Szczepienia w zależności od preparatu
Z analizy CBOS wynika, że wśród osób, które przyjęły przynajmniej jedną dawkę preparatu Pfizer-BioNTech, najczęściej wymienianym odczynem był ból w miejscu wkłucia, ból ręki lub ramienia (13 proc. zaszczepionych tym preparatem wymieniało taki odczyn), w drugiej kolejności - podwyższona temperatura (9 proc.), a w trzeciej - bóle mięśni, stawów, bóle mięśniowo-kostne oraz osłabienie i zmęczenie (po 4 proc.).
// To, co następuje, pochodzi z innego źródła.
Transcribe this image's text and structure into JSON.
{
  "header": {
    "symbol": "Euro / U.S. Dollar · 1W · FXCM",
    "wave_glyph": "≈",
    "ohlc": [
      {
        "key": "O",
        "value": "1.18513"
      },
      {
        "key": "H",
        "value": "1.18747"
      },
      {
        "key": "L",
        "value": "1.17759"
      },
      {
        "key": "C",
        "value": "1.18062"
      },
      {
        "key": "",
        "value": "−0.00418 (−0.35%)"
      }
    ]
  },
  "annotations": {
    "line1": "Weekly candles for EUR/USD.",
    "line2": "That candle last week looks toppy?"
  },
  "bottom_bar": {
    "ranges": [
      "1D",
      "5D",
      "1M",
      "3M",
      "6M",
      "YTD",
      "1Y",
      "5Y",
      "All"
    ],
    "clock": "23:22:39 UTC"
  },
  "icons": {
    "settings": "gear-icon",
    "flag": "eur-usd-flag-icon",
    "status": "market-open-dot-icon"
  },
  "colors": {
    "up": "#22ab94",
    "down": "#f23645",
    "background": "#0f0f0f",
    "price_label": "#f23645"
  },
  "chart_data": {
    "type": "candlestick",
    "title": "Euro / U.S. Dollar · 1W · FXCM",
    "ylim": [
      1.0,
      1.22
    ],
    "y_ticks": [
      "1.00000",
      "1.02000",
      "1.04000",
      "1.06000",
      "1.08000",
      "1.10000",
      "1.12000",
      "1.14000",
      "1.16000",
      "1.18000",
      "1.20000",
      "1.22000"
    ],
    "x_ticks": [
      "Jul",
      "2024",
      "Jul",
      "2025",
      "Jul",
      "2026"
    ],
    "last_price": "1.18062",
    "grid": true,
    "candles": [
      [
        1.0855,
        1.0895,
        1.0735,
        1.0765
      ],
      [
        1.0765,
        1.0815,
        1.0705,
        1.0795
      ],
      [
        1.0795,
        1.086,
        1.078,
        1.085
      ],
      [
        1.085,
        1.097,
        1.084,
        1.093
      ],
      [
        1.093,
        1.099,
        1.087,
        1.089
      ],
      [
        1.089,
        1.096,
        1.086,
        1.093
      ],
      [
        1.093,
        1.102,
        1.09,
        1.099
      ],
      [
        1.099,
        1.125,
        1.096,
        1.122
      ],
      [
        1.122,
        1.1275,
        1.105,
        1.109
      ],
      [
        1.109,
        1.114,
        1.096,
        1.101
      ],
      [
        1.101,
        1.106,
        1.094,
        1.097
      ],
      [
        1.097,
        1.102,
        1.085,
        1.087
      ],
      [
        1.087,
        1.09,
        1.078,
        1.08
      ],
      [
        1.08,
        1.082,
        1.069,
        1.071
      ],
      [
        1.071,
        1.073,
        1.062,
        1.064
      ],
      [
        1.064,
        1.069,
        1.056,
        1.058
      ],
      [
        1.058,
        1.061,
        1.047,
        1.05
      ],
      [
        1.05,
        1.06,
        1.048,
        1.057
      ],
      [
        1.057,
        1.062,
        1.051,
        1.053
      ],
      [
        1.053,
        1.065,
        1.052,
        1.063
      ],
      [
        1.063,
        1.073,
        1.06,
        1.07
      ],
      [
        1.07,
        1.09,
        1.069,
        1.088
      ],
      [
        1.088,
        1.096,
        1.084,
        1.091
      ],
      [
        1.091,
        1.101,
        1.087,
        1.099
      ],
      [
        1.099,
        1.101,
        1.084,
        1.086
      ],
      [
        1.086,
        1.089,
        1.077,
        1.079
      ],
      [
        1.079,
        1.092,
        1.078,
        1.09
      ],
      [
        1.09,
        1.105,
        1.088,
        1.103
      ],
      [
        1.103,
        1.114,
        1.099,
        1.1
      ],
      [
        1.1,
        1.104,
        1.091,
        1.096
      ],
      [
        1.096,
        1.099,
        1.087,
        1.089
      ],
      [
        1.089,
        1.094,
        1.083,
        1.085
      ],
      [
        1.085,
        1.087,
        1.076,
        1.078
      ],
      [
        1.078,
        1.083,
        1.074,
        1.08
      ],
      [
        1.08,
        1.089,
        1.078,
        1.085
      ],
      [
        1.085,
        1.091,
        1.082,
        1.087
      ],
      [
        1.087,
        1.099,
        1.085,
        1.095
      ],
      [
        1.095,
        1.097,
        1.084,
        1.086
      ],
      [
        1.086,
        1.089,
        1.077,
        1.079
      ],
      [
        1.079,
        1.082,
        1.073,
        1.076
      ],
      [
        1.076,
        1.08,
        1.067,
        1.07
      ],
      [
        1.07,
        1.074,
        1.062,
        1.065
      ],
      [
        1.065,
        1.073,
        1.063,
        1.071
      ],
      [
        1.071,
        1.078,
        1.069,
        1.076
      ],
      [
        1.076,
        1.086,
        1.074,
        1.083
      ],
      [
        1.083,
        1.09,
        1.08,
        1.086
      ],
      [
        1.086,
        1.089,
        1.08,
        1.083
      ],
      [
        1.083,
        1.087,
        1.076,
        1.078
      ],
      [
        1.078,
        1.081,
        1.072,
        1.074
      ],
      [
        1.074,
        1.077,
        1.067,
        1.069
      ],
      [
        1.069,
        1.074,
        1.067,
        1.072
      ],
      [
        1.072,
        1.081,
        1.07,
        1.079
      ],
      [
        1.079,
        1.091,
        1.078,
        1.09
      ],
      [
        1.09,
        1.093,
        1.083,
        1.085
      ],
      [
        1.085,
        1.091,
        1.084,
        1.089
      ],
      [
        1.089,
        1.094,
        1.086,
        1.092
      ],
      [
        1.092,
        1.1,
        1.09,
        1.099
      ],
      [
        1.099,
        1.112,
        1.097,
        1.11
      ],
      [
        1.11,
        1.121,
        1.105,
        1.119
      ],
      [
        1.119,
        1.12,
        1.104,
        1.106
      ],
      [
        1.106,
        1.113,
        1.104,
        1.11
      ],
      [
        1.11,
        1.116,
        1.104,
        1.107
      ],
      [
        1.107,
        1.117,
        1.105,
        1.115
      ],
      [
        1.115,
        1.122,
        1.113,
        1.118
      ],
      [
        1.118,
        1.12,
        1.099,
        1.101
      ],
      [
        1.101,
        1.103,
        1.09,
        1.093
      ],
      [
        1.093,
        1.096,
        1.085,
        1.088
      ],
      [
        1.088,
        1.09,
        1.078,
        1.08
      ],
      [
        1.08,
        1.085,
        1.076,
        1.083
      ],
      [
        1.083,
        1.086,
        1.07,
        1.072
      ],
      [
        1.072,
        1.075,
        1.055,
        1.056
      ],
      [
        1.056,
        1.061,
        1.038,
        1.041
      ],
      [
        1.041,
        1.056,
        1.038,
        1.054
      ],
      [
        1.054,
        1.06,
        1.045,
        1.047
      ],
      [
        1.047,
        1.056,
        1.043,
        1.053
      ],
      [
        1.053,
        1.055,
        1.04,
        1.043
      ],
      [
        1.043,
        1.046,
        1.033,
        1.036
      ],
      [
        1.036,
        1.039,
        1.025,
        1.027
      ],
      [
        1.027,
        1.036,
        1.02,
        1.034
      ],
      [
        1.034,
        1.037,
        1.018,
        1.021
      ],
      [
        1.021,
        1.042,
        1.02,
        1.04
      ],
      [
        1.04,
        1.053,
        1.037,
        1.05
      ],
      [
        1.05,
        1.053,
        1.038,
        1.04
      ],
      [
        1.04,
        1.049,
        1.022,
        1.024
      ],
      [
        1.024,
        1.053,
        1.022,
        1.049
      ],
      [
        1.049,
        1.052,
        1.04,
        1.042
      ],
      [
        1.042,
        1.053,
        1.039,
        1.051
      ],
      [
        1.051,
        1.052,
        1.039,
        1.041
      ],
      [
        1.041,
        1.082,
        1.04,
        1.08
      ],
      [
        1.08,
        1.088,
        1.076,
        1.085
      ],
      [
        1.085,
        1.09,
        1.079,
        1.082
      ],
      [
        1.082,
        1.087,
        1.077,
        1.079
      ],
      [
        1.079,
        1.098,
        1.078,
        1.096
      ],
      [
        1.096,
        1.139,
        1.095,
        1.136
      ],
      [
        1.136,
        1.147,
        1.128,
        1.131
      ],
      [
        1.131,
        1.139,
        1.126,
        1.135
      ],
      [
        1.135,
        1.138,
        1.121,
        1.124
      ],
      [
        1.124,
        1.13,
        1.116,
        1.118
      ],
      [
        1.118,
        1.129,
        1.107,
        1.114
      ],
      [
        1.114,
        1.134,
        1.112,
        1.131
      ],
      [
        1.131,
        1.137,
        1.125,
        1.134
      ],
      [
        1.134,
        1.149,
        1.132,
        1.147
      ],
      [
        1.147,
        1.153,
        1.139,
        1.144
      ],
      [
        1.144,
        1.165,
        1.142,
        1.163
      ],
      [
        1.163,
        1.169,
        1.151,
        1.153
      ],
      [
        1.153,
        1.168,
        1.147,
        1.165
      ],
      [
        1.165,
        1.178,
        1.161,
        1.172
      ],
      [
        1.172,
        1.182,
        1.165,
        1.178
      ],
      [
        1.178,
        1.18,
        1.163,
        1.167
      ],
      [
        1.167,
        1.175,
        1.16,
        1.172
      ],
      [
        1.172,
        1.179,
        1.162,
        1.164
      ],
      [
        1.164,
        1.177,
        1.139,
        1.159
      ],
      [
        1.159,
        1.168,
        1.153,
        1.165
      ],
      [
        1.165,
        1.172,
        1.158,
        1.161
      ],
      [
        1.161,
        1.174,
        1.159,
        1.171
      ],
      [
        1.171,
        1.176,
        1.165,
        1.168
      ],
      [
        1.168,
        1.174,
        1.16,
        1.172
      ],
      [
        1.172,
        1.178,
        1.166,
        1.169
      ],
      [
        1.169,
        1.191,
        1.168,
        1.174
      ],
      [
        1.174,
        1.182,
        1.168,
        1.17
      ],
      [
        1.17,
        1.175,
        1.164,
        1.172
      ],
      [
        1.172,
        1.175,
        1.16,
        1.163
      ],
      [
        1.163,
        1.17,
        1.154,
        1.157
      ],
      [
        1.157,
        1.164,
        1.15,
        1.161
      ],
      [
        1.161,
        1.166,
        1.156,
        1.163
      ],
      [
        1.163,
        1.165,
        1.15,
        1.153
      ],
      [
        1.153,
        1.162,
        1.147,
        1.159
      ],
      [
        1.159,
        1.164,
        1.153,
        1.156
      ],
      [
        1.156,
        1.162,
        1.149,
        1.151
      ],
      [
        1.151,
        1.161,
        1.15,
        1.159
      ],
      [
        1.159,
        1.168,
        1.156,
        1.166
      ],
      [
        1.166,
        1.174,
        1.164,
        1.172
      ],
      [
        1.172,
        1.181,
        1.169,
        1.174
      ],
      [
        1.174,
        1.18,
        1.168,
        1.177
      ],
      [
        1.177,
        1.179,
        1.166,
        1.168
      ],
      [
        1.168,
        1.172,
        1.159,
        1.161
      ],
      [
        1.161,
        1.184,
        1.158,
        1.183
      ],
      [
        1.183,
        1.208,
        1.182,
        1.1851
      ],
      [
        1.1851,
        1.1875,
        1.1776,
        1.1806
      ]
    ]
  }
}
W przypadku preparatu Moderna ból w miejscu wkłucia, ból ręki lub ramienia zgłaszany był porównywalnie często co podwyższona temperatura (odpowiednio 19 proc. i 18 proc.). Stosunkowo często wymienianym skutkiem ubocznym po przyjęciu tej szczepionki było również osłabienie i zmęczenie (10 proc.).
Natomiast w przypadku preparatu AstraZeneca największa grupa osób zgłaszała podwyższoną temperaturę (25 proc.), w drugiej kolejności - bóle mięśni, stawów, bóle mięśniowo-kostne (14 proc.), a dopiero w trzeciej - ból w miejscu wkłucia, ból ręki lub ramienia (10 proc.). Niewiele mniej badanych zaszczepionych przynajmniej jedną dawką tego preparatu wśród skutków ubocznych szczepionki wymieniało osłabienie, zmęczenie (9 proc.), ból głowy (8 proc.) oraz dreszcze (7 proc.).
"Interpretując te dane należy wziąć pod uwagę fakt, że w przypadku szczepionki AstraZeneca niepożądane odczyny poszczepienne występują częściej po pierwszej dawce, można zatem zakładać, że przedstawione dane w znacznej mierze wyczerpują listę niepożądanych odczynów poszczepiennych po przyjęciu tego preparatu" - czytamy w analizie.
Badania przeprowadzono w ramach procedury mixed-mode na reprezentatywnych imiennych próbach pełnoletnich mieszkańców Polski, wylosowanych z rejestru PESEL. Każdy respondent wybierał samodzielnie jedną z metod: wywiad bezpośredni z udziałem ankietera - metoda CAPI, wywiad telefoniczny CATI, samodzielne wypełnienie ankiety internetowej - CAWI. We wszystkich trzech przypadkach ankieta miała taki sam zestaw pytań oraz strukturę.
Badanie majowe zrealizowano w dniach od 6 do 16 maja 2021 roku na próbie liczącej 1163 osoby (54,8 proc. metodą CAPI, 30,0 proc. - CATI, 15,2 proc. - CAWI). Badanie czerwcowe zrealizowano w dniach od 7 do 17 czerwca 2021 roku na próbie liczącej 1218 osób (60,8 proc. metodą CAPI, 26,7 proc. - CATI, 12,6 proc - CAWI).